Ben Nevis 21yo 1992/2013 (46%, The Ultimate, Sherry Butt #2312, 695 bottles)

Next we’ll have a look at an indie Ben Nevis. I love Ben Nevis, it usually is a malt that strikes a chord with me. For me Ben Nevis is still a distillery working today that is able to churn out very good Whiskies, and for sure is one I’ll always keep an eye out for. That said I also am realistic. Not every indie Ben Nevis is good. It isn’t a distillery I would buy indie bottles from without tasting first. Although pretty good, The Golden Cask Ben Nevis I reviewed earlier, did have a strange, funky finish, which makes it, in my opinion, less of a daily drinker. The Ben Nevis we have at hand here was sourced from Signatory. Just have a look at the cask numbers The Ultimate and Signatory are putting out from 1992.

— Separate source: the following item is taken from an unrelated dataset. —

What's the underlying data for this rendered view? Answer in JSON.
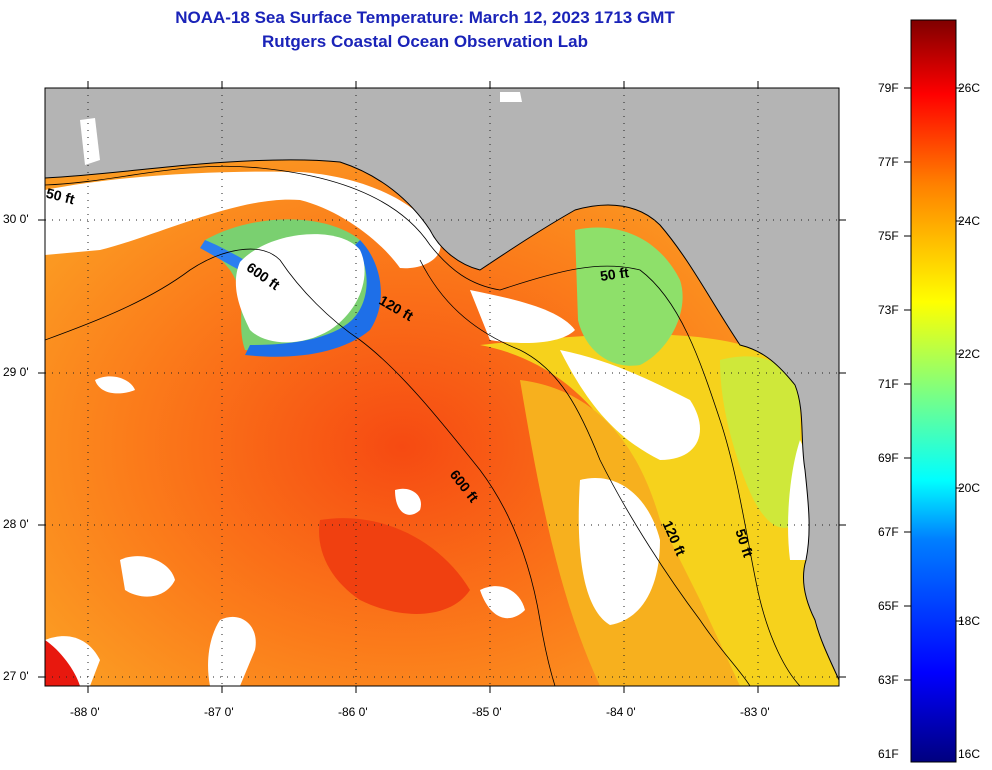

Ben Nevis 21yo 1992/2013 (46%, The Ultimate, Sherry Butt #2312, 695 bottles)Color: Light gold, with a slight pink hue

Nose: Yeah, now we’re talking. Fatty, buttery, vanilla and fruity. Lots happening and everything seems to fit together quite nicely. Fantastic fruitiness, all sorts of mixed up fruits, red, black and yellow fruits. Almost impossible to discern any of them. Caramel, mocha and strawberry combined with sweat. The wood shows itself here as nutty. Yes this is very special. Do I detect some old school Whisky here?

Taste: Sweet but also a little bit acidic. Very appetizing. Some burnt notes and quite spicy without it being woody. Marzipan and again lots of fruits with some nuts. Highly complex, and I’m imagining this amount of flavor and its complexity might not be for everyone. Hints of smoke, and it has a curiously hidden sweetness to it. Maybe its high in fruits that it only seems to be sweet. Pure enjoyment. Is it without flaws than? Yep this Whisky suffers a bit from a weak finish. Everything that is so well-balanced in this Whisky is absent from the finish. It has some power but after the big body, the finish is a bit weak, and missing some of the big flavors that were so apparent in the body. But hey, this to me is still a pretty good Whisky.

I have to admit, I love Ben Nevis. Most of the times I encounter one, albeit blind or not, I seem to like it. It has characteristics I do like personally. I rated a full bottle of this 86 Points. This review is written about the last drops from the bottle. It is excellent and since I’m going to score this even higher, I’d say this needs some air people.

Points: 88


Ben Nevis 1986/2012 (58.2%, The House of MacDuff, The Golden Cask, CM 188, 111 bottles)

Here are a few firsts, and on paper a quite interesting one to boot. This is the first Ben Nevis on these pages. It’s also the first time I’m reviewing a Whisky that was bottled by The House of MacDuff. Now for the interesting part. Some of you might have read “Wort, worms & washbacks” The memoirs of John McDougall written by Gavin D. Smith. By the way, Gavin was “reviewed” once before, so he’s no first. The House of MacDuff is a venture of Jane MacDuff ánd John McDougall. John also picks the casks for bottling under the Golden Cask brand. For those of you who haven’t read this book, well it’s utterly entertaining and very funny. Recommended. John has worked at a lot of very interesting distilleries in all Scottish regions, so I’m assuming that all picks by John just have to be great. I got a few samples from the series, and I’ll start with this Ben Nevis from 1986.

Color: Pinkish gold

Nose: Fresh, sharp and fruity sweet. Black tea (dry leaves). Nice bourbon cask not dissimilar from the Cadenhead offerings (Bourbon Barrels). Warm apple sauce and quite thick. Condensed sweet apple. Not a lot of wood, but there seems to be enough vanillin going around in this. Sawdust. Slightly vegetal too. Hints only of ethanol.

Taste: Sweet, vegetal and slightly woody (multiplex). Quite full and round (sweet) mouthfeel. This is not bad, not very complex but very likeable. Taste is pretty balanced, for me it just goes a bit wrong in the finish. Slightly acidic and the vegetal part (fern) starts to play a larger role. Also, but very late, comes in some bitterness from the wood. Fern with the sweetness, and the slight bitterness, is maybe a strange combination, but hey it’s only part of the finish, so don’t worry.

The Golden Cask don’t disclose all the facts of the cask, but this is probably a Bourbon Barrel. This bottling has yielded 111 bottles, so I’m guessing the cask was shared and this is only half the output from the cask. The second half was probably bottled for the Whiskymesse Rüsselsheim. That bottling yielded 100 bottles. 100 bottles of whisky on the wall, was probably the original order with The Golden Cask buying the rest of barrel #133. Therefore this Ben Nevis should also be 26yo.